The research team, including Richard Potts of the Smithsonian Institution’s National Museum of Natural History, reports the results of excavating four layers of sediments at Majuangou in north China. All the layers contained indisputable stone tools apparently made by early humans, known to researchers as “hominins.”

The top layer, located about 145-148 feet deep in the Earth’s soil, contains the oldest known record of hominin stone tools, dating back to 1.32 million years ago. But the fourth and deepest layer, in which Potts and his team also found stone tools, is about 340,000 years older than that.

According to Potts, “Because the oldest layers show humans made tools and extracted bone marrow like early people in Africa, the Majuangou evidence suggests strong connections with African hominins and their rapid spread across Asia.”

All four sediment layers the researchers examined contained evidence that early humans used stone tools to strike other stones, most likely to fashion chopping and scraping tools. In the three deepest layers, the stone tools are made of rocks unlike those in the surrounding sediment, indicating the Asia humans transported the rocks from another place. It also appears these humans used their tools on bones of deer- and horse-sized mammals, perhaps to butcher them for food.

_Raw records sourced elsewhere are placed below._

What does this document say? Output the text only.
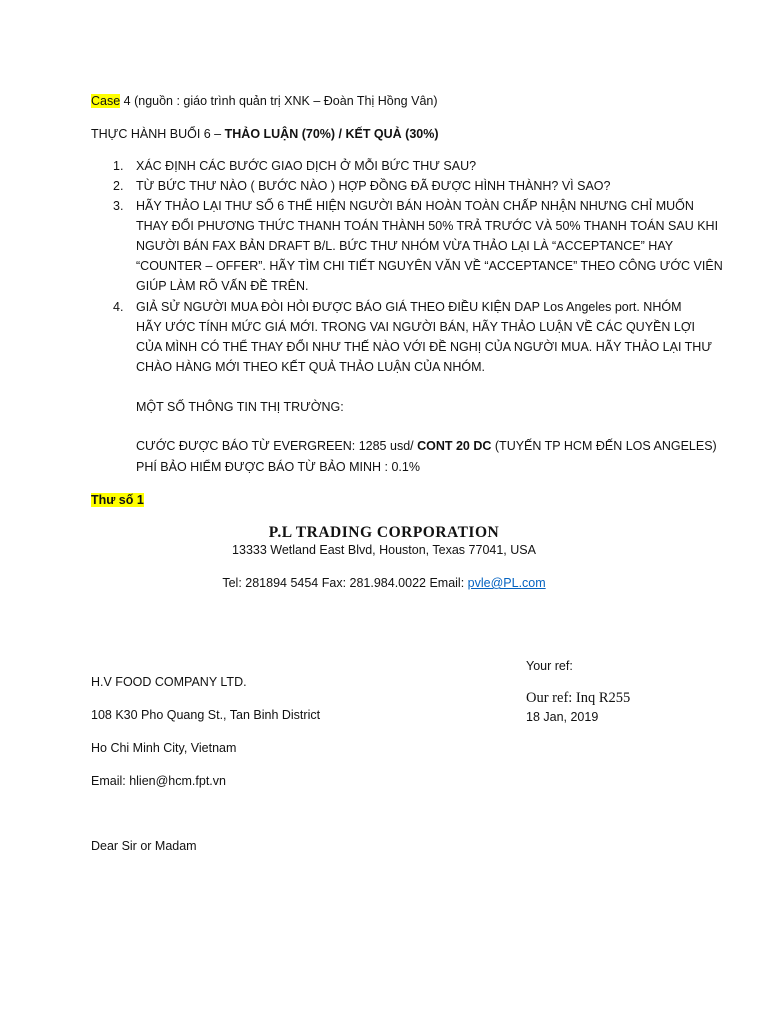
Case 4 (nguồn : giáo trình quản trị XNK – Đoàn Thị Hồng Vân)
THỰC HÀNH BUỔI 6 – THẢO LUẬN (70%) / KẾT QUẢ (30%)
1. XÁC ĐỊNH CÁC BƯỚC GIAO DỊCH Ở MỖI BỨC THƯ SAU?
2. TỪ BỨC THƯ NÀO ( BƯỚC NÀO ) HỢP ĐỒNG ĐÃ ĐƯỢC HÌNH THÀNH? VÌ SAO?
3. HÃY THẢO LẠI THƯ SỐ 6 THỂ HIỆN NGƯỜI BÁN HOÀN TOÀN CHẤP NHẬN NHƯNG CHỈ MUỐN
THAY ĐỔI PHƯƠNG THỨC THANH TOÁN THÀNH 50% TRẢ TRƯỚC VÀ 50% THANH TOÁN SAU KHI
NGƯỜI BÁN FAX BẢN DRAFT B/L. BỨC THƯ NHÓM VỪA THẢO LẠI LÀ “ACCEPTANCE” HAY
“COUNTER – OFFER”. HÃY TÌM CHI TIẾT NGUYÊN VĂN VỀ “ACCEPTANCE” THEO CÔNG ƯỚC VIÊN
GIÚP LÀM RÕ VẤN ĐỀ TRÊN.
4. GIẢ SỬ NGƯỜI MUA ĐÒI HỎI ĐƯỢC BÁO GIÁ THEO ĐIỀU KIỆN DAP Los Angeles port. NHÓM
HÃY ƯỚC TÍNH MỨC GIÁ MỚI. TRONG VAI NGƯỜI BÁN, HÃY THẢO LUẬN VỀ CÁC QUYỀN LỢI
CỦA MÌNH CÓ THỂ THAY ĐỔI NHƯ THẾ NÀO VỚI ĐỀ NGHỊ CỦA NGƯỜI MUA. HÃY THẢO LẠI THƯ
CHÀO HÀNG MỚI THEO KẾT QUẢ THẢO LUẬN CỦA NHÓM.
MỘT SỐ THÔNG TIN THỊ TRƯỜNG:
CƯỚC ĐƯỢC BÁO TỪ EVERGREEN: 1285 usd/ CONT 20 DC (TUYẾN TP HCM ĐẾN LOS ANGELES)
PHÍ BẢO HIỂM ĐƯỢC BÁO TỪ BẢO MINH : 0.1%
Thư số 1
P.L TRADING CORPORATION
13333 Wetland East Blvd, Houston, Texas 77041, USA
Tel: 281894 5454 Fax: 281.984.0022 Email: pvle@PL.com
Your ref:
Our ref: Inq R255
18 Jan, 2019
H.V FOOD COMPANY LTD.
108 K30 Pho Quang St., Tan Binh District
Ho Chi Minh City, Vietnam
Email: hlien@hcm.fpt.vn
Dear Sir or Madam
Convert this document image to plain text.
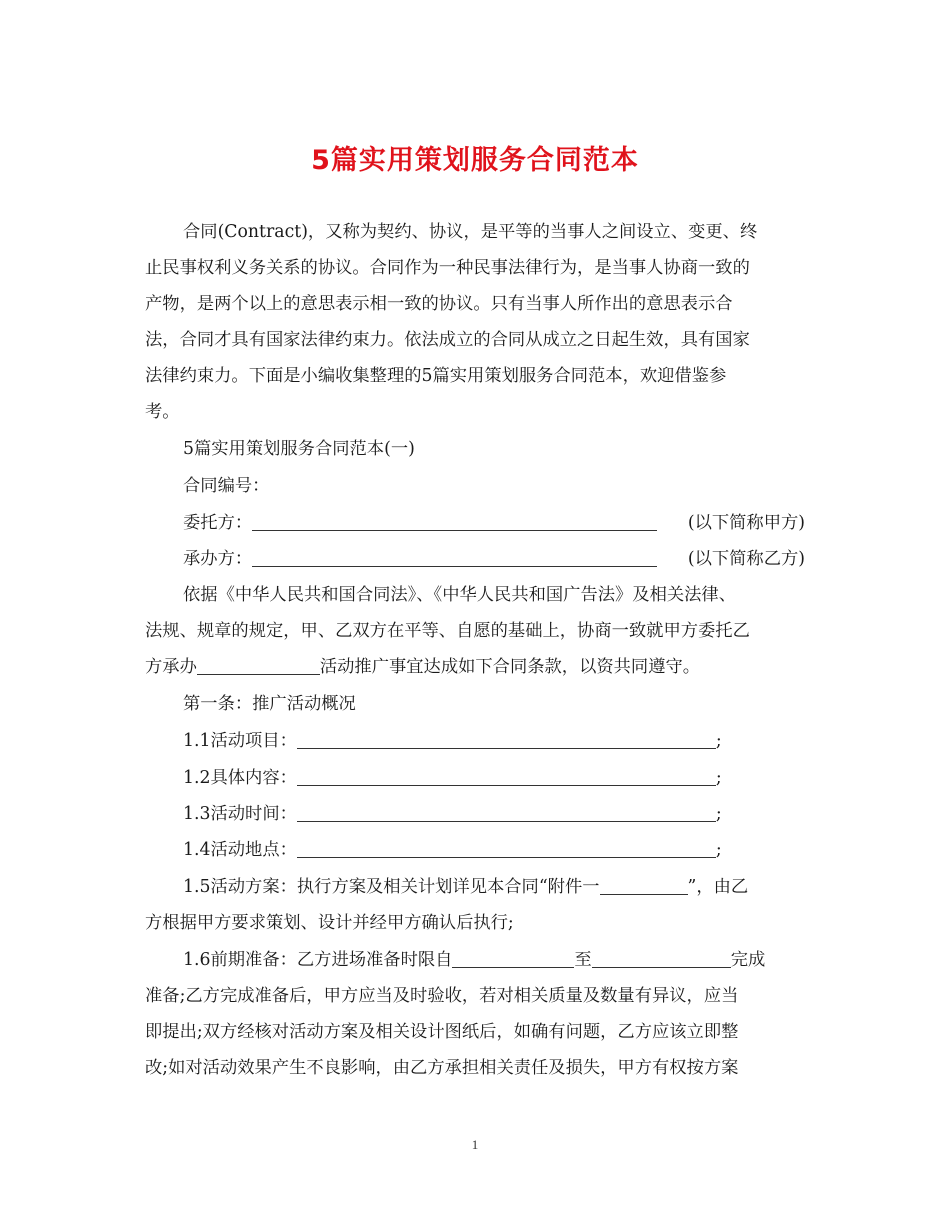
5篇实用策划服务合同范本
合同(Contract)，又称为契约、协议，是平等的当事人之间设立、变更、终
止民事权利义务关系的协议。合同作为一种民事法律行为，是当事人协商一致的
产物，是两个以上的意思表示相一致的协议。只有当事人所作出的意思表示合
法，合同才具有国家法律约束力。依法成立的合同从成立之日起生效，具有国家
法律约束力。下面是小编收集整理的5篇实用策划服务合同范本，欢迎借鉴参
考。
5篇实用策划服务合同范本(一)
合同编号：
委托方：	(以下简称甲方)
承办方：	(以下简称乙方)
依据《中华人民共和国合同法》、《中华人民共和国广告法》及相关法律、
法规、规章的规定，甲、乙双方在平等、自愿的基础上，协商一致就甲方委托乙
方承办	活动推广事宜达成如下合同条款，以资共同遵守。
第一条：推广活动概况
1.1活动项目：	;
1.2具体内容：	;
1.3活动时间：	;
1.4活动地点：	;
1.5活动方案：执行方案及相关计划详见本合同“附件一	”，由乙
方根据甲方要求策划、设计并经甲方确认后执行;
1.6前期准备：乙方进场准备时限自	至	完成
准备;乙方完成准备后，甲方应当及时验收，若对相关质量及数量有异议，应当
即提出;双方经核对活动方案及相关设计图纸后，如确有问题，乙方应该立即整
改;如对活动效果产生不良影响，由乙方承担相关责任及损失，甲方有权按方案
1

According to Mark Weiss, physical anthropology program director at the National Science Foundation, which funded the discovery, “This research is helping us gain a picture of the adaptability of humans as they evolved and moved out of the tropics and into other environments.”

The research team used rock-magnetic dating methods to establish the age of the artifacts collected at the Majuangou site and compared them to the soil history of a nearby site that contained a more-complete record of sediment deposits through time. Factoring in other known geological events, such as the natural movement of the Earth’s magnetic poles over time, the scientists pieced together a detailed age sequence for the archeological levels.

These findings suggest that humans reached northeast Asia earlier than scientists had previously thought. Furthermore, the Majuangou site evidence is only slightly older than evidence found at the same latitude in western Eurasia and about the same age as the earliest known human fossils found in southeast Asia. This implies that African human populations came to Asia and spread rapidly to many areas.